As Middle Eastern sovereign wealth funds emerge as the go-to investors for some of the biggest deals, the world’s oldest and one of its largest is being eclipsed by its more ambitious, flashier neighbors.
The Kuwait Investment Authority, which manages the Gulf country’s $700 billion sovereign wealth fund, has lost several senior managers, including heads of key divisions over the past year, according to people with knowledge of the matter. It’s still to appoint successors for some of those positions, they said.
The KIA invested just $2.8 billion last year, compared with $25.9 billion by the Abu Dhabi Investment Authority and $20.7 billion by Saudi Arabia’s Public Investment Fund, according to boutique adviser and data firm Global SWF. While the funds’ often-secretive transactions can be hard to track with precision, similar estimates from Javier Capapé, who specializes in sovereign entities at Spain-based IE University, confirm the trend.

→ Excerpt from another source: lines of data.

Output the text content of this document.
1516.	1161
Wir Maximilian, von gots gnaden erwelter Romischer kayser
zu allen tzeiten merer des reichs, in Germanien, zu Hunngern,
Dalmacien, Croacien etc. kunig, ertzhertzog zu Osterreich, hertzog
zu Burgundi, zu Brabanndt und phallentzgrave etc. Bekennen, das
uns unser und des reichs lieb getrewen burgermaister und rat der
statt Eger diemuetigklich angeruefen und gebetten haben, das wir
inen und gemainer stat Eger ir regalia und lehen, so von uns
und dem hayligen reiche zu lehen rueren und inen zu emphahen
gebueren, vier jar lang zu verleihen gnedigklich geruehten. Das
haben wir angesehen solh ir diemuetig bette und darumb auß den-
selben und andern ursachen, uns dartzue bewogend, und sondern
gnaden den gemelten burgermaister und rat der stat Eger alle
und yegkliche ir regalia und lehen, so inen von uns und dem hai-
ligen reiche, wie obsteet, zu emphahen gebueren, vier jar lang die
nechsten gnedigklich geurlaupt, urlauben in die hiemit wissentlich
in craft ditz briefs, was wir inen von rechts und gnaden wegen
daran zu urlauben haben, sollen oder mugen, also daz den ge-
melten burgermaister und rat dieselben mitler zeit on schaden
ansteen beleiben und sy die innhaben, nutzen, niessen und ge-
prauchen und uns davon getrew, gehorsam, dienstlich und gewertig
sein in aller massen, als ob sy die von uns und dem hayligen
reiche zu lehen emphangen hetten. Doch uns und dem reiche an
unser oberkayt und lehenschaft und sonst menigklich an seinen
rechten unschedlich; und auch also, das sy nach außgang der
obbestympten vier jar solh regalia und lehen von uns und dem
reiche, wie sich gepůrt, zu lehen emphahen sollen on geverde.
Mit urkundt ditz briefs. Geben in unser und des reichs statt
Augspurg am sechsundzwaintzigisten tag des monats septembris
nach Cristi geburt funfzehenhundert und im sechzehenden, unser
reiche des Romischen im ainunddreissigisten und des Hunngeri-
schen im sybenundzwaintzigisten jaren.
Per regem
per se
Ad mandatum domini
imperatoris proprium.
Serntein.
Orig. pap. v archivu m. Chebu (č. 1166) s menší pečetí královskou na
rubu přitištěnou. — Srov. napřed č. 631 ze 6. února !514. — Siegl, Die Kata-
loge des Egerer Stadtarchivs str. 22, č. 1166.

The KIA’s challenges are symptomatic of a broader malaise across Kuwait, battered by five changes of government in a year. There have been a series of investigations into the fund’s investments, and people familiar with the matter described increasing interference from ministers in its decision making. While it’s still making investments, a lack of direction and fear of scrutiny by lawmakers has caused a degree of paralysis at the fund on forging deals, the people said.
“Considering the size of its balance sheet and its long history as a global investor, KIA has been losing momentum against other regional SWFs that are more stable and active,” said Diego Lopez, managing director of Global SWF. “One of the key reasons is the numerous political changes that Kuwait has gone through recently, which have affected the board and the executive leadership of both the KIA and the Public Institution for Social Security.” The PIFSS is Kuwait’s public pension fund, whose top leaders were removed last year and still haven’t been replaced.
Many of the world’s dealmakers are turning to the region’s sovereign entities, who collectively control at least $3 trillion of assets, to be a leading source of funding as others retreat. In recent months, the likes of the $700 billion PIF and $276 billion Mubadala Investment Co. have done deals in everything from aviation to tourism, sports to video games. Neither Global SWF nor IE University are aware of any deals done by the KIA this year.
KIA officials couldn’t be reached for comment. Still, people familiar with the fund’s strategy say its existing investments have been doing well and that it prefers to remain low-key and conservative. The Future Generations Fund, the wealth fund managed by the KIA, reported returns of 33% for the year ended March 2021, the most recent publicly available data. This included a 38% return from the KIA’s London arm, the Kuwait Investment Office.